I understood exactly what he meant. I went to grad school when Joey went to law school. I spent my time skimming my reading. You can’t skim Being in Time and expect to understand it. I didn’t turn in papers late, because I wrote them at 3 a.m. the night before. I spent class drifting off, occasionally commenting in a vague, semi-off-topic manner (my husband, who attended class with me, says I sounded like Luna Lovegood from Harry Potter). I never planned my own classes; I graded papers at the absolute last minute before they were due. Mostly, I felt stupid, because I couldn’t keep up with the pace like other students. I knew I was as smart as they were. So why couldn’t I do it? Maybe I wasn’t that smart, a dark voice whispered.

Then I had kids. My car was a rolling garbage truck. I was always forgetting diapers, pacifiers, or wipes. I never managed to be on time for a play date; a half-hour late was the norm. I couldn’t keep my house clean. I always overslept. When I met new moms, I couldn’t remember their names, even when introduced multiple times. I couldn’t stop playing with my phone.

Over the course of months, these issues came out as I talked to my psychiatrist. “Have you ever considered that you might have ADHD?” she asked.

“No,” I said, because I hadn’t.

“I think you have ADHD.” She nodded to emphasize it.

I trusted this doctor implicitly. She had seen me through feeling depressed, through suicidality, through drug change after drug change after drug change. She was known as one of the best in the state. If she said I had ADHD, I had ADHD.

I couldn’t have ADHD. I was a space cadet. I didn’t have common sense. I was “whifty.” I’d been told these things my entire life. I had a narrative, and that narrative said I was a moral failure. I was made this way, and by this way, I meant a mess.

It took me weeks to accept that these things I did could possibly be not my moral failing, but the result of a disease. And I didn’t do it by looking at my adulthood. If ADHD was a disease, it stands to reason I had it as a child. So what were the signs of it?

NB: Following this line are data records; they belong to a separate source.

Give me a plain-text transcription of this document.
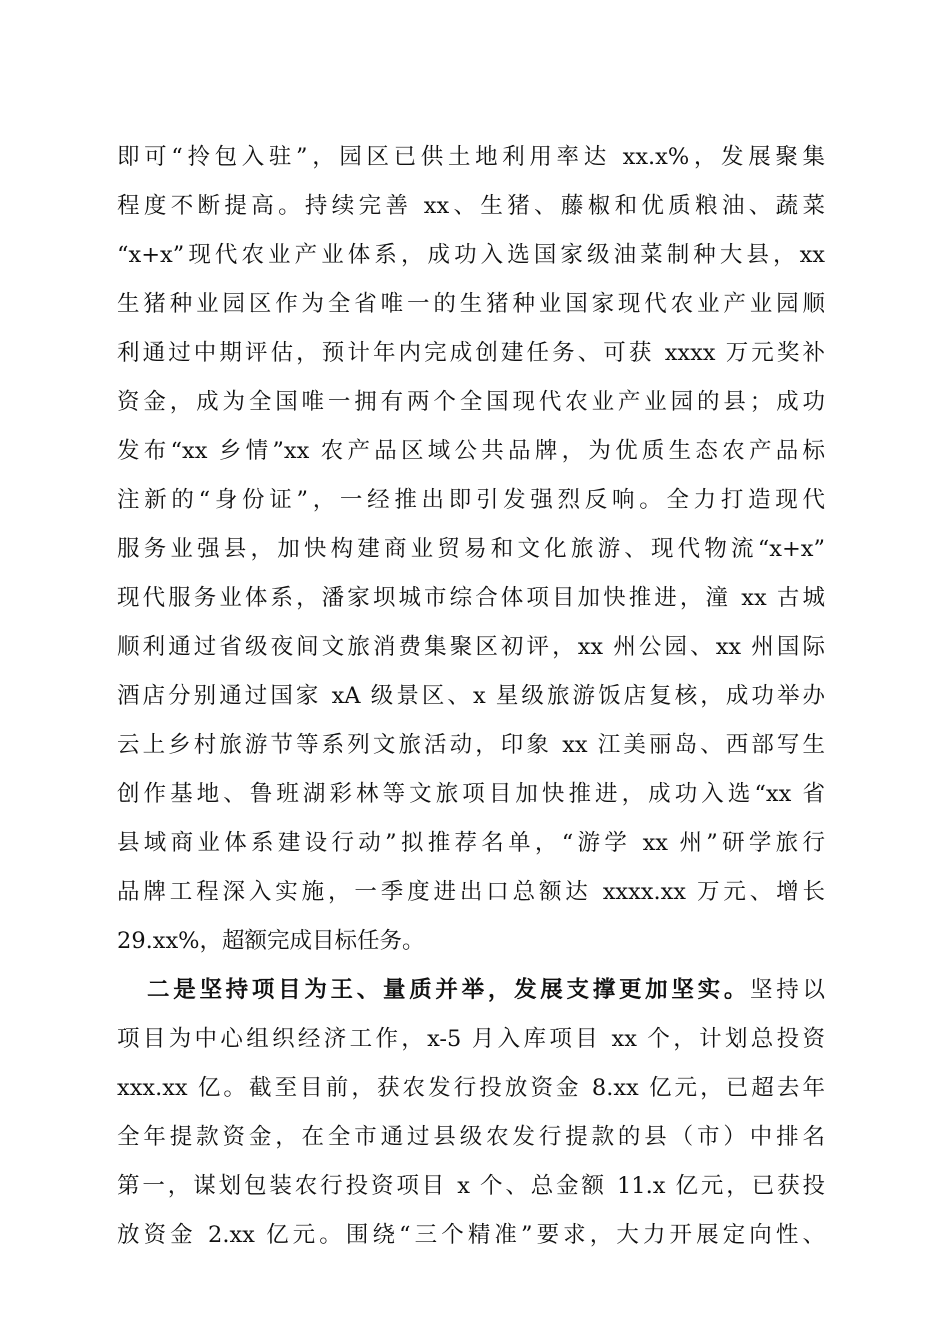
即可“拎包入驻”，园区已供土地利用率达 xx.x%，发展聚集
程度不断提高。持续完善 xx、生猪、藤椒和优质粮油、蔬菜
“x+x”现代农业产业体系，成功入选国家级油菜制种大县，xx
生猪种业园区作为全省唯一的生猪种业国家现代农业产业园顺
利通过中期评估，预计年内完成创建任务、可获 xxxx 万元奖补
资金，成为全国唯一拥有两个全国现代农业产业园的县；成功
发布“xx 乡情”xx 农产品区域公共品牌，为优质生态农产品标
注新的“身份证”，一经推出即引发强烈反响。全力打造现代
服务业强县，加快构建商业贸易和文化旅游、现代物流“x+x”
现代服务业体系，潘家坝城市综合体项目加快推进，潼 xx 古城
顺利通过省级夜间文旅消费集聚区初评，xx 州公园、xx 州国际
酒店分别通过国家 xA 级景区、x 星级旅游饭店复核，成功举办
云上乡村旅游节等系列文旅活动，印象 xx 江美丽岛、西部写生
创作基地、鲁班湖彩林等文旅项目加快推进，成功入选“xx 省
县域商业体系建设行动”拟推荐名单，“游学 xx 州”研学旅行
品牌工程深入实施，一季度进出口总额达 xxxx.xx 万元、增长
29.xx%，超额完成目标任务。
二是坚持项目为王、量质并举，发展支撑更加坚实。坚持以
项目为中心组织经济工作，x-5 月入库项目 xx 个，计划总投资
xxx.xx 亿。截至目前，获农发行投放资金 8.xx 亿元，已超去年
全年提款资金，在全市通过县级农发行提款的县（市）中排名
第一，谋划包装农行投资项目 x 个、总金额 11.x 亿元，已获投
放资金 2.xx 亿元。围绕“三个精准”要求，大力开展定向性、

I lost everything. I dreaded an adult sending me to retrieve something, because I wouldn’t be able to find it, and I’d be berated and told I had no common sense. I drifted off in class and wrote stories instead of paying attention. I didn’t study for quizzes until the period before. I finished homework in other classes; I got yelled at for forgetting things. They called me a space cadet. They called me “whifty.” They said I had no common sense.

Clearly, I had ADHD. I was so wedded to the language people used to describe me that I could hardly accept my own diagnosis. My parents still don’t accept it (probably because they’re ones who used that language).

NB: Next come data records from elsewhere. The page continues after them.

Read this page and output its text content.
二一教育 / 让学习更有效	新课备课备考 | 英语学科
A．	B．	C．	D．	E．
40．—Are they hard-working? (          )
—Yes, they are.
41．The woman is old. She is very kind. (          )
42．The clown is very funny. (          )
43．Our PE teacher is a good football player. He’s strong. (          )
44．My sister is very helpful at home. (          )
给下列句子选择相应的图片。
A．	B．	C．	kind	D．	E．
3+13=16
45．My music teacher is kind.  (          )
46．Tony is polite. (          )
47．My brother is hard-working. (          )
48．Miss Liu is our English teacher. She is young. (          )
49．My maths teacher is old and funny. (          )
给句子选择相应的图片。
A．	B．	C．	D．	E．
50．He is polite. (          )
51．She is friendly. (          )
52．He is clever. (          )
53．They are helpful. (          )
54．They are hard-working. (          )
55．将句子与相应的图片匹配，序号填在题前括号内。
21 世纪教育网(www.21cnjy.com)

This is common among adult-diagnosed ADHD. ADHD changes the way you view events: I couldn’t remember her name not because I was distracted, but because names are incredibly difficult for me. My car’s not a mess because I’m a slob but because I’m too distracted to keep my car clean. ADHD can alter the narrative of an entire life. A diagnosis can spark a serious life examination, and lead to you seeing people and events in different ways.

Both Joey and I have accepted and internalized our diagnosis. We understand the effects of ADHD: the ways it might affect our lives now, and the way it may have affected our lives in the past. It was difficult. But it’s something every adult diagnosee has to go through. Luckily, on the other side, lay self-forgiveness, self-awareness, and a new gentleness with yourself-and with others. It’s a hard process. But the other side is worth it.